2020 yılı için kurban kesiminde hisse miktarını yurt içi ve yurt dışı olarak Diyanet Vakfı 975 ve 825 lira, Kızılay ise bin 50 ve 850 lira olarak belirlemiştir. Kurban hisse fiyatının daha düşük tutulması da yurt dışında kesimi teşvik etmektedir.
Ülke dışındaki muhtaç Müslümanlara yapılacak her kuruş yardıma tam destek veriyoruz. Yalnız, kurban kesimi yurt içinde yapılır ve ülke dışındaki Müslümanlara ülkemizden gönderilirse üreticimizi de hayvancılığımızı da korumuş oluruz. Bütün dernek ve vakıfların bu hassasiyetle hareket etmesini bekliyoruz. Devletimiz bu konuda dernek ve vakıflara Diyanet Vakfı, Kızılay, Et ve Süt Kurumu, Türk Hava Kurumu gibi kuruluşları kanalıyla öncülük etmelidir.
Bilindiği üzere hayvan pazarlarında kamu kuruluşlarınca, hayvanlar sağlık kontrolünden geçirilmektedirler. Bu kontrollerin yanı sıra hayvanların yaş uygunluğu, gebe olup olmadığı gibi vasıflar yönünden yapılan kontrollerde de titiz davranılması gerekmektedir. Böylece halkımıza gönül rahatlığıyla kurbanlığını seçme imkanı getirilecek ve mağduriyeti önlenecektir”
-Koronavirüsle mücadele-
Her yıl kurban dönemini sabırsızlıkla bekleyen üreticilerin, bu yıl koronavirüs salgını nedeniyle talebin daralmasından endişe ettiklerini belirten Bayraktar, “Kurban pazarlarındaki hareketliliğin geçmiş bayramları aratmamasını, üreticilerimizin emeğinin karşılığını almasını temenni ediyorum” diye konuştu.
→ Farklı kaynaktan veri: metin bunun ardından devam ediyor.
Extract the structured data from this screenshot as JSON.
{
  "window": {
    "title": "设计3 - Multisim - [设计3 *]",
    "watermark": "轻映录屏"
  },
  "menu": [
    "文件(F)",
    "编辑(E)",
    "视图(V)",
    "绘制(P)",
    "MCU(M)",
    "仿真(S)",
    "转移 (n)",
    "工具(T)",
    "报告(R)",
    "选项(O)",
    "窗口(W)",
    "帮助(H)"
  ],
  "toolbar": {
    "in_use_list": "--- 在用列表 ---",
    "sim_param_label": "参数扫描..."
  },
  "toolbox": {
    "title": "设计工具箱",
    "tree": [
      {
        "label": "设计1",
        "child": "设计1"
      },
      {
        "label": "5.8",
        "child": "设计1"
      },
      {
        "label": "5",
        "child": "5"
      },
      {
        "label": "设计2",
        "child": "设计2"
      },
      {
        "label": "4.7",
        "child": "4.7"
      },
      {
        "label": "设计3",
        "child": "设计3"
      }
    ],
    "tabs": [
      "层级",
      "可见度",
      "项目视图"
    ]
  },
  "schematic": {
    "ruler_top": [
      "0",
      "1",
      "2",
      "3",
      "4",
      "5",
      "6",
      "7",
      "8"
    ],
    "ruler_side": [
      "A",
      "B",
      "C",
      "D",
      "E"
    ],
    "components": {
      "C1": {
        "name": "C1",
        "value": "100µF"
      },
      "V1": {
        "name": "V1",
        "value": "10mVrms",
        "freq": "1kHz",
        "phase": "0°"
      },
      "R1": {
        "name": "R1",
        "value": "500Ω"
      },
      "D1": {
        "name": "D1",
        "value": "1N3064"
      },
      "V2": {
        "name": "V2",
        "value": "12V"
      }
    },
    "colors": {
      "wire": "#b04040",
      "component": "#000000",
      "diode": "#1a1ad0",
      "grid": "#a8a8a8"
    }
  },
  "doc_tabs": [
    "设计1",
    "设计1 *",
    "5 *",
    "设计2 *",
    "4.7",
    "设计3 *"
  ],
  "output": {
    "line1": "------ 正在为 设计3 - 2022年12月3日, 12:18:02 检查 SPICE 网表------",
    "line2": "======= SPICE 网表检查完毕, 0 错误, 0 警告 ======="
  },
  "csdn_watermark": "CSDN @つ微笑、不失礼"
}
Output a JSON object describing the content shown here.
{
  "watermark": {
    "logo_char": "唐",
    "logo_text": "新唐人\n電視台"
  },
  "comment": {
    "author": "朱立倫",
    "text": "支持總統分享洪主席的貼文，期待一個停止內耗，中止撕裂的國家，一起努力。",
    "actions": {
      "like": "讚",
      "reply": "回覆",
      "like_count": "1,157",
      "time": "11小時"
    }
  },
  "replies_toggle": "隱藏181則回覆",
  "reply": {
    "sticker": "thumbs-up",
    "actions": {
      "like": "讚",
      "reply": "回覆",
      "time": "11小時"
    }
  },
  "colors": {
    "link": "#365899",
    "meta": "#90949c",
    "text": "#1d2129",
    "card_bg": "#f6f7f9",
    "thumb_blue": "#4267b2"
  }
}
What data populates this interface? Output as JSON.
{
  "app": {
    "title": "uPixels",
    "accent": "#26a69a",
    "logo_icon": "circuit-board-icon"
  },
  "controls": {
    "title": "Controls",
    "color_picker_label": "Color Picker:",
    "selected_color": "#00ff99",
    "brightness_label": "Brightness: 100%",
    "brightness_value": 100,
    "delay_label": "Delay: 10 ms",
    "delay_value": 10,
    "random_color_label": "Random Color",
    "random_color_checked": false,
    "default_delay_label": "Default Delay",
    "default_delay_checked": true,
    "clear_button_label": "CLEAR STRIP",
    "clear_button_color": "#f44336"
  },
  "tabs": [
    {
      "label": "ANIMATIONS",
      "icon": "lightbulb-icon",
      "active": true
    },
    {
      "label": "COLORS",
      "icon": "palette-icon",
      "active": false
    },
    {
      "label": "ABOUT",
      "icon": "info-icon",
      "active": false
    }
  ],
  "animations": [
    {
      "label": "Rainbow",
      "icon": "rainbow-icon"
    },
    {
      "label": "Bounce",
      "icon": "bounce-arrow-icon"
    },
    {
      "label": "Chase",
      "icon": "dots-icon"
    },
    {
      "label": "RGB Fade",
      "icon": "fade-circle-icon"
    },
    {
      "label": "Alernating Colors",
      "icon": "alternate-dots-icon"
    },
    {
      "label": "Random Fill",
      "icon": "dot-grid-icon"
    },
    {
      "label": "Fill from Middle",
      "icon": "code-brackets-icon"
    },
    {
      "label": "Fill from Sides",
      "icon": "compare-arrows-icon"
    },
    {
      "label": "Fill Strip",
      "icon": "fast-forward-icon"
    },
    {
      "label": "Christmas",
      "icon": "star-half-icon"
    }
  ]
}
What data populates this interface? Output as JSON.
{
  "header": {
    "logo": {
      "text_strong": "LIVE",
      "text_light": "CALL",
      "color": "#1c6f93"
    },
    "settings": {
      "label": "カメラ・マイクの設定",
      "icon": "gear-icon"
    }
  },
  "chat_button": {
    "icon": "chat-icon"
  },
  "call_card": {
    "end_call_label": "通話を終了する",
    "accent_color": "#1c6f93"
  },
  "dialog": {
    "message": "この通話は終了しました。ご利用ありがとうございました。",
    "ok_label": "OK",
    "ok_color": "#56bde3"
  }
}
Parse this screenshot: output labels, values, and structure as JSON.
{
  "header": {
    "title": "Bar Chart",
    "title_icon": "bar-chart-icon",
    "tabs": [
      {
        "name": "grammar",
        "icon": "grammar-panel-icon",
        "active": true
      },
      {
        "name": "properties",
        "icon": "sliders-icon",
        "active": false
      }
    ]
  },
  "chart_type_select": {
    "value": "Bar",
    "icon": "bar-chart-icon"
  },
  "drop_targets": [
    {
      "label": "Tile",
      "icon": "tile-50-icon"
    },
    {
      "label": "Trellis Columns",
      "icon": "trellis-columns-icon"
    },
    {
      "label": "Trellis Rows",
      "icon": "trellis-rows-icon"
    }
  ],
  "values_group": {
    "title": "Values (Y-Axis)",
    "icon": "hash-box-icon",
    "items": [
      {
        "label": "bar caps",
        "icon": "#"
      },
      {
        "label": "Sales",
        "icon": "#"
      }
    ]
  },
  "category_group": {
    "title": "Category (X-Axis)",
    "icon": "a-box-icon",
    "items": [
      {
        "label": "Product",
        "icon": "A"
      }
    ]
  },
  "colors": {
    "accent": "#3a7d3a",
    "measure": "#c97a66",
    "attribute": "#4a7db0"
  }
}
Bu yıl Kurban Bayramı’nın koronavirüsle mücadele sürerken idrak edileceğine işaret eden Bayraktar, “Bu yıl kurban pazarlarında belediyelerimize, üreticilerimize ve vatandaşlarımıza her zamankinden daha büyük bir sorumluluk düşüyor. Alışverişimizi yaparken önce sağlığımızı düşünmek zorundayız. Belediyelerimizin kurban pazarlarında hijyen tedbirlerini her zamankinden daha fazla hassasiyet göstererek alması büyük önem taşıyor. Üreticilerimize ve vatandaşlarımıza ise sosyal mesafe kurallarına uymak, kişisel hijyene dikkat etmek düşüyor. Bu yıl pazarlığımızı sözlerimizle, gözlerimizle yapalım. Kendimizin ve sevdiklerimizin sağlığını riske atmayalım” diye konuştu.